Multithreading facilitates concurrent execution within a single process, dividing the workload into lightweight threads. It's great for tasks like running Webservers, Data Analysis, and Parallel Algorithms.
When a program has to handle context switching more effectively, the majority of programmers will choose asynchronous programming over multithreading. This is so that data racing can be avoided because asynchronous functions do not access the same data structure from separate threads. Also, it is possible because the asynchronous execution does not have to actively monitor every thread and wait for them to complete their execution when the functions are idle. Resources are allotted to other functions that can continue their execution if any function in an asynchronous execution experiences idle or wait time.
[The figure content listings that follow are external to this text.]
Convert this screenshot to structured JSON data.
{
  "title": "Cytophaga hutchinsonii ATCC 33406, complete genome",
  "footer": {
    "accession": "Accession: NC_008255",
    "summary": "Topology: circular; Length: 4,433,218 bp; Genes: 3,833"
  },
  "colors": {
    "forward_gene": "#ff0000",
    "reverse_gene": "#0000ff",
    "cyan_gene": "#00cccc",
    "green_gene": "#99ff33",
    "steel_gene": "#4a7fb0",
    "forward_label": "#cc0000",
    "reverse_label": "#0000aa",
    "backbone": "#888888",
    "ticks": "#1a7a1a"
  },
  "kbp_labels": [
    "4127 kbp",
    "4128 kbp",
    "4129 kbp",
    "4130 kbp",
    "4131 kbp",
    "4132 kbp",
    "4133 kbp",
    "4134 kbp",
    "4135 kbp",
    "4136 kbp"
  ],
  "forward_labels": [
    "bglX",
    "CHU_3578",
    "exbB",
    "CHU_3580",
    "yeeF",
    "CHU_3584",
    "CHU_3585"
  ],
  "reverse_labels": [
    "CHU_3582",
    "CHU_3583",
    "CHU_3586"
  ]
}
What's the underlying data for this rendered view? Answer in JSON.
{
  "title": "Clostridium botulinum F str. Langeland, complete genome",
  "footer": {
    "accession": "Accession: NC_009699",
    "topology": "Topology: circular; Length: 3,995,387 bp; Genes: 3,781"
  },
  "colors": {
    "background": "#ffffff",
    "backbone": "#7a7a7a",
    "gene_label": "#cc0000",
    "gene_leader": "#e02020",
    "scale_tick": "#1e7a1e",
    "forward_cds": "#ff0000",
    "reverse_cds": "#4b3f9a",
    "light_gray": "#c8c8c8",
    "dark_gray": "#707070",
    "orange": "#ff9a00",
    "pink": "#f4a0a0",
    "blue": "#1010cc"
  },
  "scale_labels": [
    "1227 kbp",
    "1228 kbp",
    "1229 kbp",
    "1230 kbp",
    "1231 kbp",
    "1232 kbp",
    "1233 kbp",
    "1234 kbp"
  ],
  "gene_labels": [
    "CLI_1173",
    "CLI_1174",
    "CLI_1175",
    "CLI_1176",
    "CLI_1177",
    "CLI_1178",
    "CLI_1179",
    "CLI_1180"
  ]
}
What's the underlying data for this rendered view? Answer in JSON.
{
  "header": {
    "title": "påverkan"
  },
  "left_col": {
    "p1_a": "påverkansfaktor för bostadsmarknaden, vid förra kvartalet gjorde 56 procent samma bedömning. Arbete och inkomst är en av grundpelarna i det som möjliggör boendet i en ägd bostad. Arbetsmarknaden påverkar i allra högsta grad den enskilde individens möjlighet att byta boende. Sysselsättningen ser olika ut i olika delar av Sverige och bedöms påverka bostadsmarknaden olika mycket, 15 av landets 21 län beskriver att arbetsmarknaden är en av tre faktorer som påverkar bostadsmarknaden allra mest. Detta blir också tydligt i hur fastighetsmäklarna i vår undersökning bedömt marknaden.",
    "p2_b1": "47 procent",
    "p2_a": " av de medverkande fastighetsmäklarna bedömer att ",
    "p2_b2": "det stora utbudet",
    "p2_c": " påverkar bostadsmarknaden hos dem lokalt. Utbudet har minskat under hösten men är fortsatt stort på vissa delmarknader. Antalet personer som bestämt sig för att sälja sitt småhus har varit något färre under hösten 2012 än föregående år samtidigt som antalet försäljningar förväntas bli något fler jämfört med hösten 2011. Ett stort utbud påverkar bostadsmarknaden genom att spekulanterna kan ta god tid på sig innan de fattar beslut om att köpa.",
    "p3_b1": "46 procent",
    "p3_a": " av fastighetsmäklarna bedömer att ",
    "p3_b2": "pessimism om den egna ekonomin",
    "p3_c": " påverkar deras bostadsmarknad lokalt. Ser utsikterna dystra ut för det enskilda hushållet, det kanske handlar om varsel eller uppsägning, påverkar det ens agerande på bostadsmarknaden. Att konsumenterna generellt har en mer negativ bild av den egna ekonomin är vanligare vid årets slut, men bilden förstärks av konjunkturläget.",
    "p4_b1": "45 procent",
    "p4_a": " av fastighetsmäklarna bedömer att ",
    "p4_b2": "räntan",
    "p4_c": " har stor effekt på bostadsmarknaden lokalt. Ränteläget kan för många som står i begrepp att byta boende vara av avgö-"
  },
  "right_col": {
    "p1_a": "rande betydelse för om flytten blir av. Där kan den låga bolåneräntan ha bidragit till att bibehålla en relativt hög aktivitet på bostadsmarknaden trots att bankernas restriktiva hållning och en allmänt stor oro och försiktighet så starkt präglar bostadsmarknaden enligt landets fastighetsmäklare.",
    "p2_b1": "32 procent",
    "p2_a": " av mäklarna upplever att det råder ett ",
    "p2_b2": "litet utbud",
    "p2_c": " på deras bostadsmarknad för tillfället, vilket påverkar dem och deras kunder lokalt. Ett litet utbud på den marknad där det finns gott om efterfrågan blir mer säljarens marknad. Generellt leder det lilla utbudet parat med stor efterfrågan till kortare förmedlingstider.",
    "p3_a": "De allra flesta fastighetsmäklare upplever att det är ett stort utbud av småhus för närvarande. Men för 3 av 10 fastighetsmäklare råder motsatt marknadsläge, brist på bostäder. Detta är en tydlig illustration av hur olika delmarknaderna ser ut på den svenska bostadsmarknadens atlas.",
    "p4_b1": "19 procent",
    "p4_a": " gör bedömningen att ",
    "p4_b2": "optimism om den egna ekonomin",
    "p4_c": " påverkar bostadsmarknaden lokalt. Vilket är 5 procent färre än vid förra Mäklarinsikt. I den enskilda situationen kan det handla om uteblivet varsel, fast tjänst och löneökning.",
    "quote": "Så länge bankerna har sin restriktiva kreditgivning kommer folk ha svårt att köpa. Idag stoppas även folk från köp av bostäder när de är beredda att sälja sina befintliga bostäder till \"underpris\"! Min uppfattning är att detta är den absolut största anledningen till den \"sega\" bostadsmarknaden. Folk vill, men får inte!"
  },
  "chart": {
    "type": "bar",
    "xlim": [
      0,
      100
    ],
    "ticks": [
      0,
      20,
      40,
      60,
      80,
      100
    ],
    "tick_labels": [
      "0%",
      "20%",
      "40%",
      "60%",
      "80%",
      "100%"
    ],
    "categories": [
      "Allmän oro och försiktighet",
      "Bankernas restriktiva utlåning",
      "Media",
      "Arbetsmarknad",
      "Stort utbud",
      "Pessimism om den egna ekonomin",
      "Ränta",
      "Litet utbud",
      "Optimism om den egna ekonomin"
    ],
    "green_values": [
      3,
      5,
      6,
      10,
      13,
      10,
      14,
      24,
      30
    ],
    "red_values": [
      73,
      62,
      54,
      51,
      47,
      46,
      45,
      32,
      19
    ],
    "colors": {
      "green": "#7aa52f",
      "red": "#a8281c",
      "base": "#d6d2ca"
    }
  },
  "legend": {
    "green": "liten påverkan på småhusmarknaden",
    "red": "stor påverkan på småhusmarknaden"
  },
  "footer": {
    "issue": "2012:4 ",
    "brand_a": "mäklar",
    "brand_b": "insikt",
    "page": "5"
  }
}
Multiprocessing takes parallelism to the next level by employing multiple processes to execute tasks simultaneously. Each process operates independently with its own memory space, offering robustness and stability. Multiprocessing is ideal for computationally intensive tasks that require efficient utilization of available hardware resources. Such as scientific calculations, Genetic Algorithms, and Distributed Algorithms.
However, it introduces more complexity. For example, the communication overhead of Inter-Process Communication (IPC) incurs additional computational and memory costs. The same is true for the resources required for its computation, difficulty in load balancing, lack of exception sharing, and its context switching effort.
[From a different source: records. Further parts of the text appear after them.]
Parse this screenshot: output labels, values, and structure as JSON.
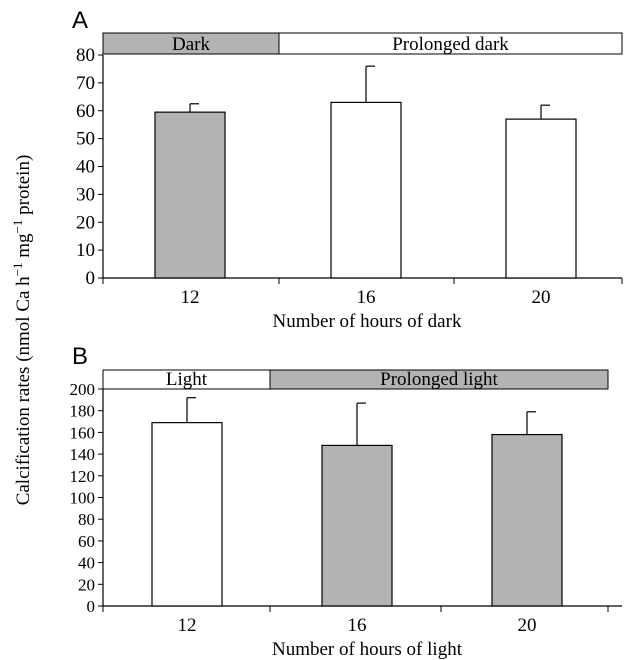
{
  "colors": {
    "gray_fill": "#b3b3b3",
    "white_fill": "#ffffff",
    "stroke": "#000000"
  },
  "y_label": {
    "prefix": "Calcification rates (nmol Ca h",
    "sup1": "−1",
    "mid": " mg",
    "sup2": "−1",
    "suffix": " protein)"
  },
  "chart_data": [
    {
      "type": "bar",
      "panel": "A",
      "categories": [
        "12",
        "16",
        "20"
      ],
      "values": [
        59.5,
        63,
        57
      ],
      "errors": [
        3,
        13,
        5
      ],
      "bar_fills": [
        "gray",
        "white",
        "white"
      ],
      "xlabel": "Number of hours of dark",
      "ylim": [
        0,
        80
      ],
      "yticks": [
        "0",
        "10",
        "20",
        "30",
        "40",
        "50",
        "60",
        "70",
        "80"
      ],
      "banner": [
        {
          "label": "Dark",
          "fill": "gray"
        },
        {
          "label": "Prolonged dark",
          "fill": "white"
        }
      ]
    },
    {
      "type": "bar",
      "panel": "B",
      "categories": [
        "12",
        "16",
        "20"
      ],
      "values": [
        169,
        148,
        158
      ],
      "errors": [
        23,
        39,
        21
      ],
      "bar_fills": [
        "white",
        "gray",
        "gray"
      ],
      "xlabel": "Number of hours of light",
      "ylim": [
        0,
        200
      ],
      "yticks": [
        "0",
        "20",
        "40",
        "60",
        "80",
        "100",
        "120",
        "140",
        "160",
        "180",
        "200"
      ],
      "banner": [
        {
          "label": "Light",
          "fill": "white"
        },
        {
          "label": "Prolonged light",
          "fill": "gray"
        }
      ]
    }
  ]
}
Multiprocessing still remains a powerful efficiency tool. With proper design, careful consideration of resource allocation, and effective inter-process communication, multiprocessing can enable significant performance improvements in computationally intensive tasks.
Making The Right Decision:
Knowing the different approaches is one thing, deciding on which to choose is another! As said earlier, it is ultimately dependent on the task at hand. When I need to decide on which of these patterns to adopt in my program, I follow this pseudocode:
if io_bound: if io_very_slow: print("Use Async") else: print("Use Multithread") else: # i.e CPU-bound or memory-bound print("Use MultiProcess")
CPU Bound => Multi Processing
I/O Bound, Fast I/O, Limited Number of Connections => Multi Threading
I/O Bound, Slow I/O, Many connections => Asyncio